The truth is, Oz paid town at the least as much as $2 million for using Central Park’s Nice Garden, in line with an individual briefed on the matter. The corporate shelled out an analogous quantity on advertising and marketing the competition. It is unclear what occurred to that cash after the occasion was canceled.
Former baseball celebrity Alex Rodriguez, who appeared with Watson within the interview, instructed on the time that at the least some festivalgoers could be aware about some kind of “swag.” When requested about that 12 months’s “swag bag,” Watson mentioned it included “uncommon VR [virtual reality] headsets.”
Press representatives for Rodriguez have but to reply to CNBC’s requests for remark.
Oz Fest was additionally on the heart of a authorized headache for Watson that raised extra questions on his firm’s enterprise mannequin lengthy after the matter was settled. Music business legends Sharon and Ozzy Osbourne sued in 2017 over the title Oz Fest, saying it was too near the title of their music competition, Ozzfest. The edges ultimately reached a settlement.

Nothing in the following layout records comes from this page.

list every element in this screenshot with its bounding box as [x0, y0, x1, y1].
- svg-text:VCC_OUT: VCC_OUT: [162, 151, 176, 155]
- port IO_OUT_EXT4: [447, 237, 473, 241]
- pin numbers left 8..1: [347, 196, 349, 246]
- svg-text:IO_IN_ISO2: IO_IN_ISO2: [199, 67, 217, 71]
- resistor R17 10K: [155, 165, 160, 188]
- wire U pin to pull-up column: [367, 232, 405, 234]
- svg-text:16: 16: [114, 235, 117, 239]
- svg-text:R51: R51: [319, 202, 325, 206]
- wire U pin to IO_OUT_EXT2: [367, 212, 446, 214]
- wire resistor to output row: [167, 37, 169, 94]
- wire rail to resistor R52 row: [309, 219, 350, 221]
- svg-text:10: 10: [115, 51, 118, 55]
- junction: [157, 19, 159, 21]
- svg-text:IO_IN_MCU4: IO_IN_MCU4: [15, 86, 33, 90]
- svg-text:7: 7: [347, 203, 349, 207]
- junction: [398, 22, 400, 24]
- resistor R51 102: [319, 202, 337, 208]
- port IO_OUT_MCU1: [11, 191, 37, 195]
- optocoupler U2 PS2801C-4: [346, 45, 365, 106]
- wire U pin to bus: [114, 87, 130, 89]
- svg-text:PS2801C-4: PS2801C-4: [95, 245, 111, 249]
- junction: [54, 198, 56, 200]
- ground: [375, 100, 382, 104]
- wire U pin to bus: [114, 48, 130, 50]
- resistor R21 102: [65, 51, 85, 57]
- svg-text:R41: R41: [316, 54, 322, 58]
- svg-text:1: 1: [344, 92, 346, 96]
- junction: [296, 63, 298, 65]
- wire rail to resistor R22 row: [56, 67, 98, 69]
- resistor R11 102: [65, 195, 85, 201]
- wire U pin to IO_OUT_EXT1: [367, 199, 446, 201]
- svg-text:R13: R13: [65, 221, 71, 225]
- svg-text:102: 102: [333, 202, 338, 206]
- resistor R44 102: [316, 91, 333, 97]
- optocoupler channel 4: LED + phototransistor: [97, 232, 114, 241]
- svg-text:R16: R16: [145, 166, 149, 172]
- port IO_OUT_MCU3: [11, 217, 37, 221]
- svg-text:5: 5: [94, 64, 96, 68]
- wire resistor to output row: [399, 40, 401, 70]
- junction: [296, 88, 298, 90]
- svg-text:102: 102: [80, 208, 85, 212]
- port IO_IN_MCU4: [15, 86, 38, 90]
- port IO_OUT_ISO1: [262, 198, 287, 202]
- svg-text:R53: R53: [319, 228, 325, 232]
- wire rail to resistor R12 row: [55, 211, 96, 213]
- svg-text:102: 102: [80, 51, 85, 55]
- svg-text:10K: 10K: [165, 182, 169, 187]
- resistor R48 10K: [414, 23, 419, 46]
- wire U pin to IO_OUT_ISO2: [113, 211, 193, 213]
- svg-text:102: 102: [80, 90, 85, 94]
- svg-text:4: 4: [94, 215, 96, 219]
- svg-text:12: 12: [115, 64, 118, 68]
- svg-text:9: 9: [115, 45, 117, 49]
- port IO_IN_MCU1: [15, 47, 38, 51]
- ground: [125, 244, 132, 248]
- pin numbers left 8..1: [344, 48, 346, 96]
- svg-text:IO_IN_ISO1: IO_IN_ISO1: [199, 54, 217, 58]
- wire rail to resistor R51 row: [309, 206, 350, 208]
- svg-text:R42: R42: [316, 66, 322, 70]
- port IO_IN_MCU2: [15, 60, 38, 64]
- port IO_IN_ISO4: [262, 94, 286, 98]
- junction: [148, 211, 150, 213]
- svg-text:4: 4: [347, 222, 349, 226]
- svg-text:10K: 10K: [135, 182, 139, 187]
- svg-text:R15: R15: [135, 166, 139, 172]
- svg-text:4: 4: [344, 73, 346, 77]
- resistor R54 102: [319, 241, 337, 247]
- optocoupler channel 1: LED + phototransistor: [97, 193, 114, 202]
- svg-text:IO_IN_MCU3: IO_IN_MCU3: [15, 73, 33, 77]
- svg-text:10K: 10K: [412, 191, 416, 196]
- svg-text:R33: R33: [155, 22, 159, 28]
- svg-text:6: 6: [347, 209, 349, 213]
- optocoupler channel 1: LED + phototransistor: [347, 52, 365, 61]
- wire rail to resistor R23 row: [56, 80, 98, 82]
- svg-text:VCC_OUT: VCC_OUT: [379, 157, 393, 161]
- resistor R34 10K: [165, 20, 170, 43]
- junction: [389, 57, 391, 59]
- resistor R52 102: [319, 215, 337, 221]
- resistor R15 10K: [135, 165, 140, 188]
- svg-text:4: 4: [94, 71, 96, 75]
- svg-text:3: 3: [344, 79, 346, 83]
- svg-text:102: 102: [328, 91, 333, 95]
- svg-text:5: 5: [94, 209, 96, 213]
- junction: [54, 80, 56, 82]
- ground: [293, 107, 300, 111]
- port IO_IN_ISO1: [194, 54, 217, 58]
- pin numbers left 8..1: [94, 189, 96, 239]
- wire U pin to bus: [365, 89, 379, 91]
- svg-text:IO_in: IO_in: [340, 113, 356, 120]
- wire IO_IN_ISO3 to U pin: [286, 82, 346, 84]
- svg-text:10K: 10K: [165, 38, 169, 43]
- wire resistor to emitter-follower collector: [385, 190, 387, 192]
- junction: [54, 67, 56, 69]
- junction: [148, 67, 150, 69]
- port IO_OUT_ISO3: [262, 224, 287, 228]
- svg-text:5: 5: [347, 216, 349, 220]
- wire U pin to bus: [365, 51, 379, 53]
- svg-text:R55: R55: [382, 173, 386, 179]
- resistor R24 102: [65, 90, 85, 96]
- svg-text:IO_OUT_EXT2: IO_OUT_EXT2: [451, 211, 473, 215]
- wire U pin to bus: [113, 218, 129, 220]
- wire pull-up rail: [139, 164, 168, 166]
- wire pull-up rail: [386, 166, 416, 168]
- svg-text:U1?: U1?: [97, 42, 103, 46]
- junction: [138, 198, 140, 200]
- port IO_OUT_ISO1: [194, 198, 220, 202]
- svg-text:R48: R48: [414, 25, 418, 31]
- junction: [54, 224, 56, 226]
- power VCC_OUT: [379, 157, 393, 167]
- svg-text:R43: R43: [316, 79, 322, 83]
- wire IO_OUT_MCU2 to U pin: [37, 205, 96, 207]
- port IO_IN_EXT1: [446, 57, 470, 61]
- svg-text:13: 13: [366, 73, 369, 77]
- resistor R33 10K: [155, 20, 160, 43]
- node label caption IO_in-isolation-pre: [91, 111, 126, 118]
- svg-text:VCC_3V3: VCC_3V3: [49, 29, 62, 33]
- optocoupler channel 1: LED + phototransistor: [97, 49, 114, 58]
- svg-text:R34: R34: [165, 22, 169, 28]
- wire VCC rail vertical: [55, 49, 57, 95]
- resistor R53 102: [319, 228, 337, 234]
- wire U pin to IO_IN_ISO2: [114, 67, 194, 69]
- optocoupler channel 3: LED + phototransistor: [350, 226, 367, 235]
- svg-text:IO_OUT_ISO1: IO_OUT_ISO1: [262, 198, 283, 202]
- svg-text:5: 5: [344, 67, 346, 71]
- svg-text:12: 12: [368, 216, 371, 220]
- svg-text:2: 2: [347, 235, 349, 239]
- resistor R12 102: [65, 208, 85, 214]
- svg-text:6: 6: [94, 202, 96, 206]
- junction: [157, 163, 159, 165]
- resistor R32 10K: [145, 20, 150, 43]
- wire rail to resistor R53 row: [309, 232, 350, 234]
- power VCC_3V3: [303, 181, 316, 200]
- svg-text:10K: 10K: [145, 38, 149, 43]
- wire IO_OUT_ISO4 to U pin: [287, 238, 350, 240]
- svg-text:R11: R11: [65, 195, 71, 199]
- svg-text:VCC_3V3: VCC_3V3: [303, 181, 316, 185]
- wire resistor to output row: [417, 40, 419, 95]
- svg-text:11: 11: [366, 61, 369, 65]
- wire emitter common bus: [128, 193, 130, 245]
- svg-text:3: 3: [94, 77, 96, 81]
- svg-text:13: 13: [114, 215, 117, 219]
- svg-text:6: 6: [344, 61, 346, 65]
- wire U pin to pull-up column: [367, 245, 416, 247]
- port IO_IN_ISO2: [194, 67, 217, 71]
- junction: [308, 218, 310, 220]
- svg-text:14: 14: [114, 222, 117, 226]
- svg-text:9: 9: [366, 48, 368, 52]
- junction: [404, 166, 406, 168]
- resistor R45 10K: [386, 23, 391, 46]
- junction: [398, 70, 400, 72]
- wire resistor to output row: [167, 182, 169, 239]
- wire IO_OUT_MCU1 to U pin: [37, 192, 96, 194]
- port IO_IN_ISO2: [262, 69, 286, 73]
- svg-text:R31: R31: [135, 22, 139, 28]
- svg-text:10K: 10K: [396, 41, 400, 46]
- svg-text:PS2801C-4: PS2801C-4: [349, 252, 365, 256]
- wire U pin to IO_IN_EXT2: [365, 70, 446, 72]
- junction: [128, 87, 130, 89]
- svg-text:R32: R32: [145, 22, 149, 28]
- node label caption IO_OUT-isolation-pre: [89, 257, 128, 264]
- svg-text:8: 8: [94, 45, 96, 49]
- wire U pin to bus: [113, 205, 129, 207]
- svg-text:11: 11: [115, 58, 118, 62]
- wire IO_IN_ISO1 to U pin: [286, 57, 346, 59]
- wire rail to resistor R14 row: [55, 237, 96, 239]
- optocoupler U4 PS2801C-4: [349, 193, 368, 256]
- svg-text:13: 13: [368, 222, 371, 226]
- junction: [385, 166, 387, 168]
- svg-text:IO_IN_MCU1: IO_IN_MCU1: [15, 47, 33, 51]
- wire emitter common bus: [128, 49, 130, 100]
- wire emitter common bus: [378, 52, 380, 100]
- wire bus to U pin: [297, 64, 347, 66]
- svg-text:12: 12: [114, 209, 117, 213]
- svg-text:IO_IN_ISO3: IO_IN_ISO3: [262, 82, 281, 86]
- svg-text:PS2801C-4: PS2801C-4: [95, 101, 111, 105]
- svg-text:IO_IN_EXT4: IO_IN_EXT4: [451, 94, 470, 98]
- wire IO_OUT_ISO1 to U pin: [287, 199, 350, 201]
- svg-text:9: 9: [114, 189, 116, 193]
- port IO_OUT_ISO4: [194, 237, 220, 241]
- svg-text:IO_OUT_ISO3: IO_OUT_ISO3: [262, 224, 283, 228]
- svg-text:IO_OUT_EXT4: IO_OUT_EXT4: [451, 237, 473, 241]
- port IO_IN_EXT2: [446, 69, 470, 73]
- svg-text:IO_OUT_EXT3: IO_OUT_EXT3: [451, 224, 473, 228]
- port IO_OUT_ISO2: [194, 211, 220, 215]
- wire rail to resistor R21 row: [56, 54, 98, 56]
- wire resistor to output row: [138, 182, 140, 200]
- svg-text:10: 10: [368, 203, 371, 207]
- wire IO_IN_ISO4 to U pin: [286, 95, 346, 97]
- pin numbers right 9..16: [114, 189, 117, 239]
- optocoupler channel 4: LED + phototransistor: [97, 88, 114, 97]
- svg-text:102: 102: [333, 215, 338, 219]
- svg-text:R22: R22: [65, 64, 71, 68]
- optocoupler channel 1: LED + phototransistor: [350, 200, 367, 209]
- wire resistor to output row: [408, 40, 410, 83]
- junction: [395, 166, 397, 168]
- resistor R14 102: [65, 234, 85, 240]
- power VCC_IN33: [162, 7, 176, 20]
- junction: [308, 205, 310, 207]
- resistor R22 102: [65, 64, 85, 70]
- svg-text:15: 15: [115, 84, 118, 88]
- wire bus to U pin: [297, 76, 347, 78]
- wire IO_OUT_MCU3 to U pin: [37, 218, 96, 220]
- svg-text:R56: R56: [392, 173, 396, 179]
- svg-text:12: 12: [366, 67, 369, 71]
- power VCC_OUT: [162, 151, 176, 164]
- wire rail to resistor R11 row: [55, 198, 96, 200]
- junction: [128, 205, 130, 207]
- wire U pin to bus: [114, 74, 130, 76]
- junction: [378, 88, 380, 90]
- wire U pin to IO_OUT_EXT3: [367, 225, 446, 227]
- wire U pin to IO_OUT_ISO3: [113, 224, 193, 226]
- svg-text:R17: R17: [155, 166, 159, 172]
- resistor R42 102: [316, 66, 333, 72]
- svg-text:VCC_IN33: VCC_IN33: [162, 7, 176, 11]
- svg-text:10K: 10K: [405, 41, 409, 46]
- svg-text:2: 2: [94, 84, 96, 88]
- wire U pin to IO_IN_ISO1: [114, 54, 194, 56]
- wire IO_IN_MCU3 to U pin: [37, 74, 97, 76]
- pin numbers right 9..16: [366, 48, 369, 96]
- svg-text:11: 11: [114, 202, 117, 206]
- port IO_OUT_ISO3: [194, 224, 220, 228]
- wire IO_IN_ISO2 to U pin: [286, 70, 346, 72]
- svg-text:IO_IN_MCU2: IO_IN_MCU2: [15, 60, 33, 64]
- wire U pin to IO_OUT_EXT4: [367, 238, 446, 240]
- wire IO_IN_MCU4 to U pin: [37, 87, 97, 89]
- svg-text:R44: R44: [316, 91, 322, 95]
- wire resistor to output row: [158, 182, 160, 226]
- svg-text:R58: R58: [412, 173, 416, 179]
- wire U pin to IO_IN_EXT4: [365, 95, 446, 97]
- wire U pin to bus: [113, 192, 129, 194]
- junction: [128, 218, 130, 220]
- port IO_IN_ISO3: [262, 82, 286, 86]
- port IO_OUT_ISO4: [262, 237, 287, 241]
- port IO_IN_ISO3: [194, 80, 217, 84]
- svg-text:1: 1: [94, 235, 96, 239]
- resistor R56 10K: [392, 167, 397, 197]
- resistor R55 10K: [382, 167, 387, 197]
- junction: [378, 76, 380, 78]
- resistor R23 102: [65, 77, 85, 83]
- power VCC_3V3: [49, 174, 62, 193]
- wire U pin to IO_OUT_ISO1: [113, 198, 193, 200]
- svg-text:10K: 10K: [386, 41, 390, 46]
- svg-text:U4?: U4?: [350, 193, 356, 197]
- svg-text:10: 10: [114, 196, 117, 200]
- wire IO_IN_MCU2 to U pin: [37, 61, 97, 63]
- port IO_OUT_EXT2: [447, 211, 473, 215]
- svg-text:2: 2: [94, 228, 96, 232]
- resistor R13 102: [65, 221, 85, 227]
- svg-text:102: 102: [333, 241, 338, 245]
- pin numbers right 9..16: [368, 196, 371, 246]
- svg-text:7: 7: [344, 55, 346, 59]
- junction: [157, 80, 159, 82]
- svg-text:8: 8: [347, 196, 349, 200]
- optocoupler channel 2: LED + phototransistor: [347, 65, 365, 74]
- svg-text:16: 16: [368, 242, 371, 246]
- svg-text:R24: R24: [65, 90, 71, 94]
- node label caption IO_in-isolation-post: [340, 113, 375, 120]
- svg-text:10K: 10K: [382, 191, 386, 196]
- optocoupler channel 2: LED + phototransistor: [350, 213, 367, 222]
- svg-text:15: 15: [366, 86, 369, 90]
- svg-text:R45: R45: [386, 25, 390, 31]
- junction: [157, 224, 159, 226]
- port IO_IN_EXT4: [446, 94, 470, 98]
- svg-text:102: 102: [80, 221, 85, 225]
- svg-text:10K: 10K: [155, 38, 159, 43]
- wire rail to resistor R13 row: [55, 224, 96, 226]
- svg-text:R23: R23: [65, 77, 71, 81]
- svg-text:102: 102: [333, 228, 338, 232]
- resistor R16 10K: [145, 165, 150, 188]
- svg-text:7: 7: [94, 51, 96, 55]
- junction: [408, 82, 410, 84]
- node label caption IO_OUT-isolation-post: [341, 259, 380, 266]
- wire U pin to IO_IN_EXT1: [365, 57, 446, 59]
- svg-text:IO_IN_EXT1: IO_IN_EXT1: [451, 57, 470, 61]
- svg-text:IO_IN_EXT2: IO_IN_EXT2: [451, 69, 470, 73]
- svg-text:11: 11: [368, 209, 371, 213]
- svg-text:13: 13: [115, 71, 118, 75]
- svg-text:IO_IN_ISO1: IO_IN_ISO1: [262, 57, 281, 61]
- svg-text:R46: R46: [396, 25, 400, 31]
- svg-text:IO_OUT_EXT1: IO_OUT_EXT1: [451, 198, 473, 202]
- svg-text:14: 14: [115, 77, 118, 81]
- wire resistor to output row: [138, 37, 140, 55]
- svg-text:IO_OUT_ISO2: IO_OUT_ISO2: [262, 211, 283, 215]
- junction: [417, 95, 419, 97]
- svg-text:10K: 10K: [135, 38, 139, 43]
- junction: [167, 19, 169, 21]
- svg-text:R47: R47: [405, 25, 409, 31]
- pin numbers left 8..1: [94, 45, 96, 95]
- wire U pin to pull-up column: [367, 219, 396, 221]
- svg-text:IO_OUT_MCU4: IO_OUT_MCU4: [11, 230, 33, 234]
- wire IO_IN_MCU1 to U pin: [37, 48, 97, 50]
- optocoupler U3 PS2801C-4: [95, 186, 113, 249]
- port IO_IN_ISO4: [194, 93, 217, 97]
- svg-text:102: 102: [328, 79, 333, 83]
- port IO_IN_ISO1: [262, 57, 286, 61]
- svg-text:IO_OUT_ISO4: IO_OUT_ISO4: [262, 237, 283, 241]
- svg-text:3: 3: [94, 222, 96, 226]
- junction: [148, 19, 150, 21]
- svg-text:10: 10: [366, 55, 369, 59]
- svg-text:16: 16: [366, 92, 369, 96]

Then, in 2019, Watson claimed stay on CNBC that Sharon and Ozzy Osbourne have been associates and traders in his firm after yearlong authorized battle. Sharon Osbourne recently told CNBC they have never been friends with Watson or investors in Oz Media. In an interview broadcast Monday on CNBC, Watson mentioned that there was an settlement that the Osbournes would get round 50,000 Oz shares as a part of a settlement. Sharon Osbourne additionally known as Watson a “shyster.”
Watson on Monday additionally disputed that he known as Sharon Osbourne a buddy.

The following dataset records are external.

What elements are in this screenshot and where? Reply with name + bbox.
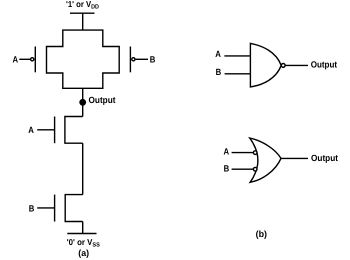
gate bar PMOS B (129, 47, 131, 73)
node B label (NMOS) (29, 203, 35, 213)
svg-text:B: B (216, 67, 222, 77)
caption (b) (256, 229, 267, 239)
svg-text:Output: Output (311, 59, 337, 69)
node A label (NMOS) (28, 125, 34, 135)
node VDD label (66, 0, 100, 11)
wire N2 to VSS (82, 222, 84, 234)
power rail VDD (70, 12, 95, 14)
transistor N2 channel (65, 195, 83, 222)
wire N1 to N2 (82, 143, 84, 194)
inversion bubble NAND output (281, 64, 285, 68)
svg-text:A: A (28, 125, 34, 135)
node A label (OR) (224, 147, 230, 157)
node Output label (NAND) (311, 59, 337, 69)
gate bar NMOS B (54, 195, 56, 222)
wire B input OR (232, 168, 254, 170)
wire VDD to sources (82, 13, 84, 30)
node Output label (89, 95, 116, 105)
gate U1 NAND body (250, 43, 281, 87)
node Output label (OR) (311, 153, 338, 163)
wire A lead (NMOS) (37, 129, 54, 131)
transistor N1 channel (65, 117, 83, 144)
wire A lead (19, 58, 30, 60)
svg-text:'1' or VDD: '1' or VDD (66, 0, 100, 11)
wire NAND output (285, 64, 308, 66)
svg-text:(b): (b) (256, 229, 267, 239)
gate U2 OR body (250, 138, 281, 182)
svg-text:Output: Output (89, 95, 116, 105)
svg-text:A: A (13, 54, 19, 64)
inversion bubble PMOS A (31, 58, 34, 61)
node VSS label (67, 237, 100, 249)
wire B lead (136, 58, 148, 60)
svg-text:A: A (215, 49, 221, 59)
wire A input NAND (224, 55, 250, 57)
node A label (NAND) (215, 49, 221, 59)
svg-text:B: B (150, 54, 156, 64)
node B label (PMOS) (150, 54, 156, 64)
wire output vertical (82, 88, 84, 116)
gate bar NMOS A (54, 117, 56, 144)
inversion bubble OR input A (253, 151, 257, 155)
svg-text:'0' or VSS: '0' or VSS (67, 237, 100, 249)
wire A input OR (232, 152, 254, 154)
power rail VSS (67, 233, 96, 235)
wire B input NAND (225, 73, 251, 75)
node A label (PMOS) (13, 54, 19, 64)
inversion bubble PMOS B (132, 58, 135, 61)
svg-text:B: B (224, 164, 230, 174)
svg-text:A: A (224, 147, 230, 157)
caption (a) (78, 248, 89, 258)
svg-text:(a): (a) (78, 248, 89, 258)
gate bar PMOS A (34, 47, 36, 73)
inversion bubble OR input B (253, 167, 257, 171)
wire OR output (281, 157, 308, 159)
junction dot Output (80, 100, 85, 105)
svg-text:B: B (29, 203, 35, 213)
transistors P1 P2 parallel channel loop (47, 30, 120, 88)
node B label (OR) (224, 164, 230, 174)
wire B lead (NMOS) (37, 207, 54, 209)
node B label (NAND) (216, 67, 222, 77)
svg-text:Output: Output (311, 153, 338, 163)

“I did not say she was a buddy. You already know what? Play the tape, then. Please go forward and play the tape. You already know what, cue up the tape,” Watson mentioned Monday.
The tape reveals that Watson did certainly describe the Osbournes as associates in the course of the 2019 interview: “Enjoyable truth: our buddy Ozzy and Sharon sued us briefly, after which we determined to be associates and now they’re traders in Oz.”
WATCH: Ozy Media CEO Carlos Watson calls the Osbournes “friends” during 2019 interview.